Document Type : مقالات علمی پژوهشی
Authors
1
Associate Professor, Department of Acting and Directing, Faculty of Art and Architecture, Tarbiat Modares University, Tehran, Iran
2
Master’s degree graduate in Acting, Faculty of Art and Architecture, Tarbiat Modares University, Tehran, Iran
10.48311/lrr.2026.119387.83099
Abstract
Siah-bazi is one of the joyful theatrical forms in Iranian culture that, through linguistic conventions, humor, and verbal game, critiques power relations, class structures, and social conflicts. Despite the significance of this theatrical genre, it has received little attention from the perspective of Norman Fairclough’s Critical Discourse Analysis, particularly with a focus on linguistic and discursive mechanisms. The present study aims to identify discursive elements in verbal play within Siah-bazi performances. The article addresses the question of how verbal games in Siah-bazi reflect critiques of power structures and social oppositions. Adopting a descriptive–analytical approach and drawing on Critical Discourse Analysis through Fairclough’s three-level model of description, interpretation, and explanation, the study analyzes discursive levels in Siah-bazi. The findings indicate that the characters, by relying on colloquial language, humor, linguistic conventions, and irony, construct a popular–critical discourse in opposition to the formal, authoritarian, and hegemonic language of the ruling class.
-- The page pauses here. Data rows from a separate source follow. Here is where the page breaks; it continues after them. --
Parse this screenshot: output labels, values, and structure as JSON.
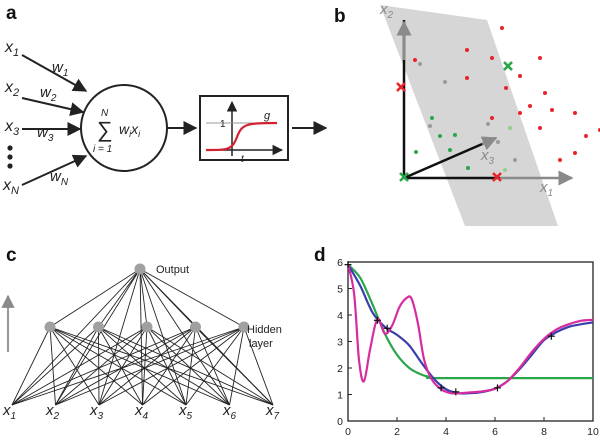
{
  "panels": {
    "a": {
      "label": "a",
      "inputs": [
        {
          "base": "x",
          "sub": "1"
        },
        {
          "base": "x",
          "sub": "2"
        },
        {
          "base": "x",
          "sub": "3"
        },
        {
          "base": "x",
          "sub": "N"
        }
      ],
      "weights": [
        {
          "base": "w",
          "sub": "1"
        },
        {
          "base": "w",
          "sub": "2"
        },
        {
          "base": "w",
          "sub": "3"
        },
        {
          "base": "w",
          "sub": "N"
        }
      ],
      "sum": {
        "sigma": "∑",
        "upper": "N",
        "lower": "i = 1",
        "w": "w",
        "wi": "i",
        "x": "x",
        "xi": "i"
      },
      "activation": {
        "func_label": "g",
        "tick_label": "1",
        "axis_label": "t"
      },
      "ellipsis": "•\n•\n•"
    },
    "b": {
      "label": "b",
      "axes": [
        {
          "base": "x",
          "sub": "1"
        },
        {
          "base": "x",
          "sub": "2"
        },
        {
          "base": "x",
          "sub": "3"
        }
      ]
    },
    "c": {
      "label": "c",
      "output_label": "Output",
      "hidden_label_line1": "Hidden",
      "hidden_label_line2": "layer",
      "inputs": [
        {
          "base": "x",
          "sub": "1"
        },
        {
          "base": "x",
          "sub": "2"
        },
        {
          "base": "x",
          "sub": "3"
        },
        {
          "base": "x",
          "sub": "4"
        },
        {
          "base": "x",
          "sub": "5"
        },
        {
          "base": "x",
          "sub": "6"
        },
        {
          "base": "x",
          "sub": "7"
        }
      ]
    },
    "d": {
      "label": "d"
    }
  },
  "colors": {
    "red": "#e8242a",
    "green": "#2aa64a",
    "light_green": "#8fd08f",
    "blue": "#3b3fae",
    "magenta": "#d62ca0",
    "grey_plane": "#d6d6d6",
    "grey_node": "#a0a0a0"
  },
  "chart_data": {
    "type": "line",
    "title": "",
    "xlabel": "",
    "ylabel": "",
    "xlim": [
      0,
      10
    ],
    "ylim": [
      0,
      6
    ],
    "xticks": [
      0,
      2,
      4,
      6,
      8,
      10
    ],
    "yticks": [
      0,
      1,
      2,
      3,
      4,
      5,
      6
    ],
    "points": {
      "x": [
        0,
        1.2,
        1.6,
        3.8,
        4.4,
        6.1,
        8.3
      ],
      "y": [
        5.9,
        3.8,
        3.5,
        1.25,
        1.1,
        1.25,
        3.2
      ]
    },
    "series": [
      {
        "color": "green",
        "x": [
          0,
          0.5,
          1,
          1.5,
          2,
          2.5,
          3,
          3.4,
          3.8,
          10
        ],
        "y": [
          5.9,
          5.4,
          4.4,
          3.3,
          2.5,
          2.0,
          1.75,
          1.65,
          1.62,
          1.62
        ]
      },
      {
        "color": "blue",
        "x": [
          0,
          0.5,
          1,
          1.5,
          2,
          2.5,
          3,
          3.5,
          4,
          4.5,
          5,
          5.5,
          6,
          6.5,
          7,
          7.5,
          8,
          8.5,
          9,
          9.5,
          10
        ],
        "y": [
          5.9,
          5.1,
          4.1,
          3.55,
          3.25,
          2.85,
          2.2,
          1.6,
          1.2,
          1.05,
          1.05,
          1.1,
          1.22,
          1.5,
          1.95,
          2.5,
          3.05,
          3.35,
          3.55,
          3.65,
          3.72
        ]
      },
      {
        "color": "magenta",
        "x": [
          0,
          0.25,
          0.45,
          0.65,
          0.9,
          1.2,
          1.5,
          1.8,
          2.1,
          2.4,
          2.6,
          2.85,
          3.1,
          3.4,
          3.8,
          4.2,
          4.6,
          5,
          5.5,
          6,
          6.5,
          7,
          7.5,
          8,
          8.5,
          9,
          9.5,
          10
        ],
        "y": [
          5.9,
          4.8,
          2.3,
          1.5,
          2.7,
          3.85,
          3.3,
          3.6,
          4.3,
          4.65,
          4.6,
          3.7,
          2.35,
          1.6,
          1.2,
          1.05,
          1.05,
          1.08,
          1.12,
          1.22,
          1.5,
          2.0,
          2.6,
          3.1,
          3.45,
          3.65,
          3.78,
          3.82
        ]
      }
    ]
  },
  "scatter_b": {
    "red_dots": [
      [
        502,
        28
      ],
      [
        467,
        50
      ],
      [
        492,
        58
      ],
      [
        540,
        58
      ],
      [
        415,
        60
      ],
      [
        520,
        76
      ],
      [
        467,
        78
      ],
      [
        506,
        88
      ],
      [
        545,
        93
      ],
      [
        530,
        106
      ],
      [
        552,
        110
      ],
      [
        520,
        113
      ],
      [
        575,
        113
      ],
      [
        492,
        118
      ],
      [
        540,
        128
      ],
      [
        600,
        130
      ],
      [
        575,
        153
      ],
      [
        586,
        136
      ],
      [
        560,
        160
      ]
    ],
    "grey_dots": [
      [
        420,
        64
      ],
      [
        445,
        82
      ],
      [
        430,
        126
      ],
      [
        488,
        124
      ],
      [
        498,
        142
      ],
      [
        515,
        160
      ]
    ],
    "green_dots": [
      [
        432,
        118
      ],
      [
        440,
        136
      ],
      [
        455,
        135
      ],
      [
        450,
        150
      ],
      [
        468,
        168
      ],
      [
        416,
        152
      ]
    ],
    "light_green_dots": [
      [
        510,
        128
      ],
      [
        505,
        170
      ]
    ],
    "crosses": [
      {
        "x": 401,
        "y": 87,
        "color": "red"
      },
      {
        "x": 508,
        "y": 66,
        "color": "green"
      },
      {
        "x": 497,
        "y": 177,
        "color": "red"
      },
      {
        "x": 404,
        "y": 177,
        "color": "green"
      }
    ]
  }
}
At the interpretive level, this linguistic and discursive confrontation becomes a symbolic encounter between the lower classes and official authority; at the explanatory level, Siah-bazi goes beyond mere entertainment and functions as a form of critical social action that activates the audience’s critical awareness by breaking traditional conventions through verbal game. Accordingly, despite its comic and colloquial appearance, Siah-bazi constitutes a dynamic arena for negotiation between power and the people and, through the language and dialogues of its characters, is both a reproducer of and a challenge to social and class structures in contemporary Iran.